En los anales del crimen apenas se registran tipos tan sospechosos como José Bretón: nadie creyó nunca en su inocencia, ni el juez, ni la policía, ni su exmujer, ni los periodistas de sucesos, ni los psiquiatras, ni la gente. Tampoco las cámaras de seguridad que, aquí y allí, en las proximidades de Las Quemadillas o a las puertas del parque Cruz Conde, registraron, bien que de la manera imprecisa y fantasmal con que esas cámaras recogen las imágenes, sus pasos furtivos por los escenarios del doble asesinato, el de los pequeños Ruth y José, sus hijos. Nadie ni nada le creyó nunca, imposible creer a alguien con esa cara que a todas luces mentía, y, sin embargo, nunca nadie perdió enteramente la esperanza de hallar con vida a esas criaturas desaparecidas de súbito, como si se las hubiera tragado la tierra. Hoy se sabe que fue el fuego el que se las tragó.

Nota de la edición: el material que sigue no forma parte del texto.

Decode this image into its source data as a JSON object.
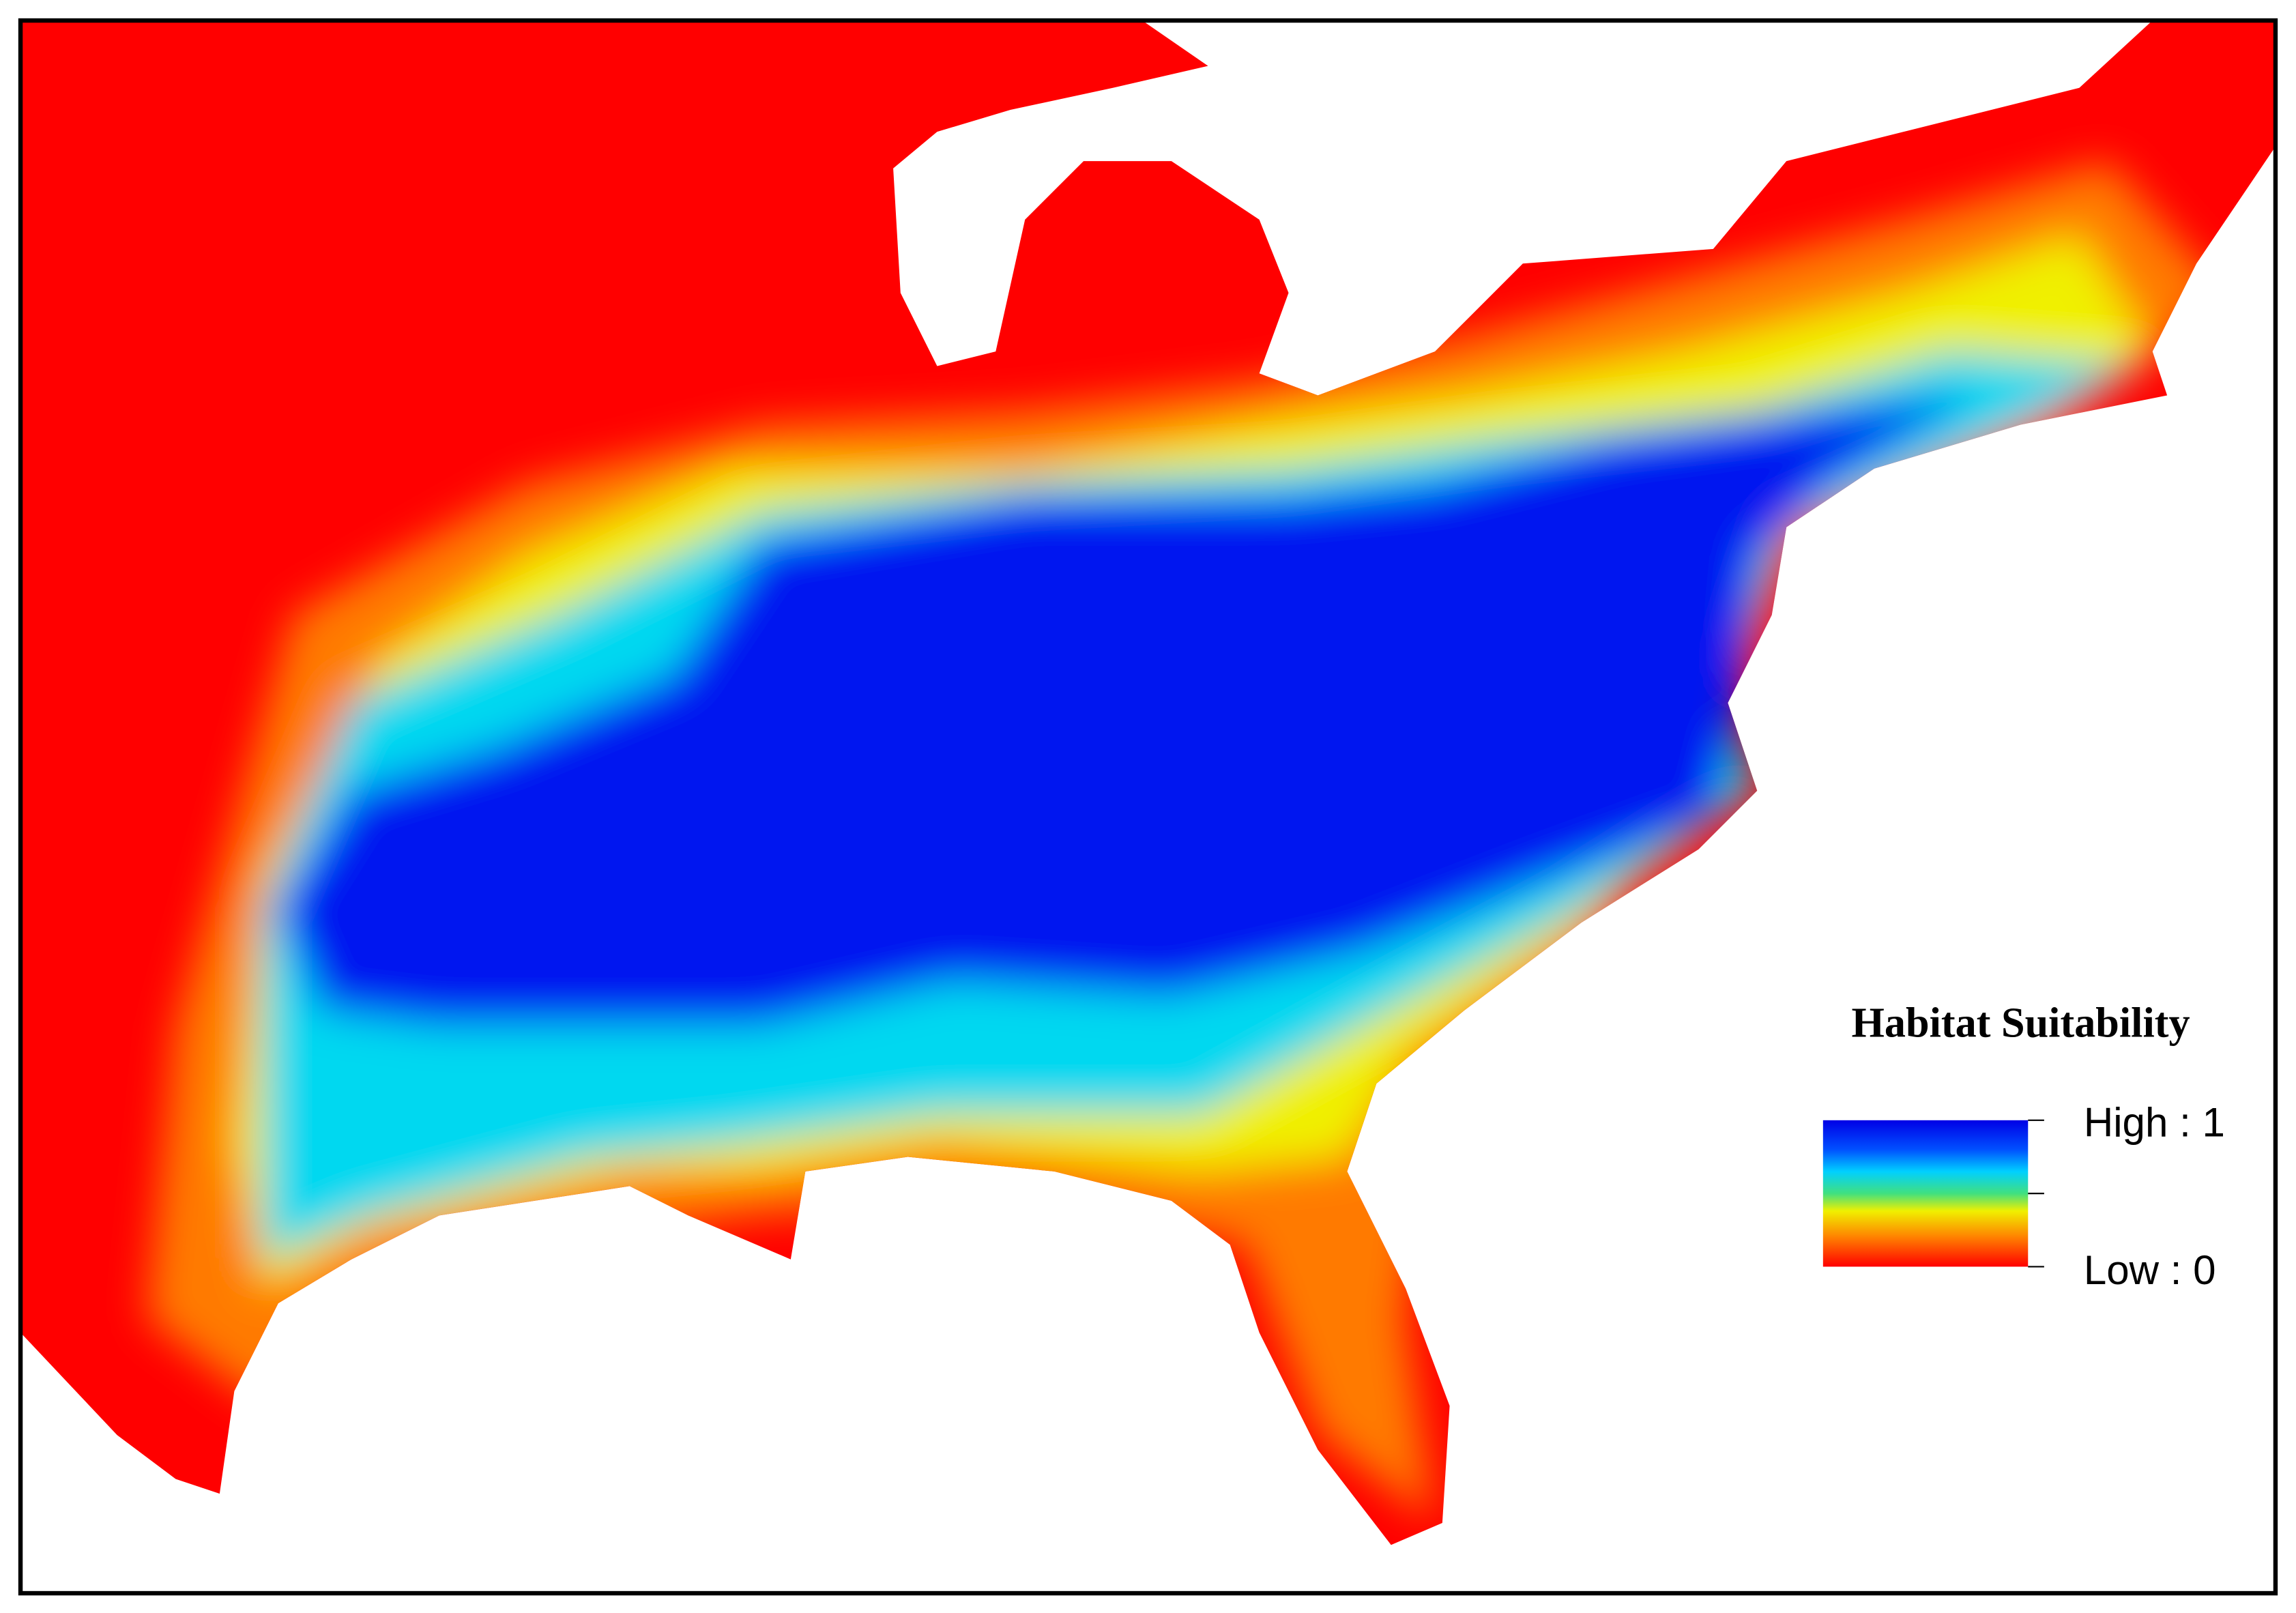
{
  "legend": {
    "title": "Habitat Suitability",
    "high_label": "High : 1",
    "low_label": "Low : 0"
  }
}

Pero fue una doble hoguera la que se tragó a los niños, posiblemente el mismo día de su desaparición: la alimentada con gas-oil y multiplicada con chapas metálicas y ladrillos refractarios, y la que, perpetuamente activa en el interior de José Bretón, calcinó hace mucho en él cualquier vestigio de conciencia y de resonancia emocional. La esperanza de encontrar algún día a los niños vivos, encerrados en alguna parte pero vivos, se sostenía, precisamente, en la incapacidad general de asimilar que un padre pudiera hacer con sus niños chicos lo que éste personaje había ejecutado en los suyos con pavorosa frialdad. Así, el juez, y la policía, y su exmujer, y los periodistas de sucesos, y los psiquiatras, y la gente, bascularon durante diez meses en la duda, que les incapacitaba para esclarecer el caso y acertar.
Pero, hablando de incapacidades, y pese a que la conmoción por el desenlace aborta hoy en buena medida el desarrollo de una opinión ponderada, no se puede despachar éste caso, ni ahora ni cuando se juzgue al presunto parricida, sin mencionar la impericia de la investigación, y lamentarse de ella.
Es cierto que los casos criminales tardan en resolverse, e incluso que muchos no llegan a dilucidarse jamás, pero no lo es menos que del hilo de un tipo tan sospechoso, tan meridianamente sospechoso, cabría haber encontrado antes el ovillo de la verdad.
Ésta se hallaba iluminada, desde el principio, por el atroz resplandor de dos hogueras.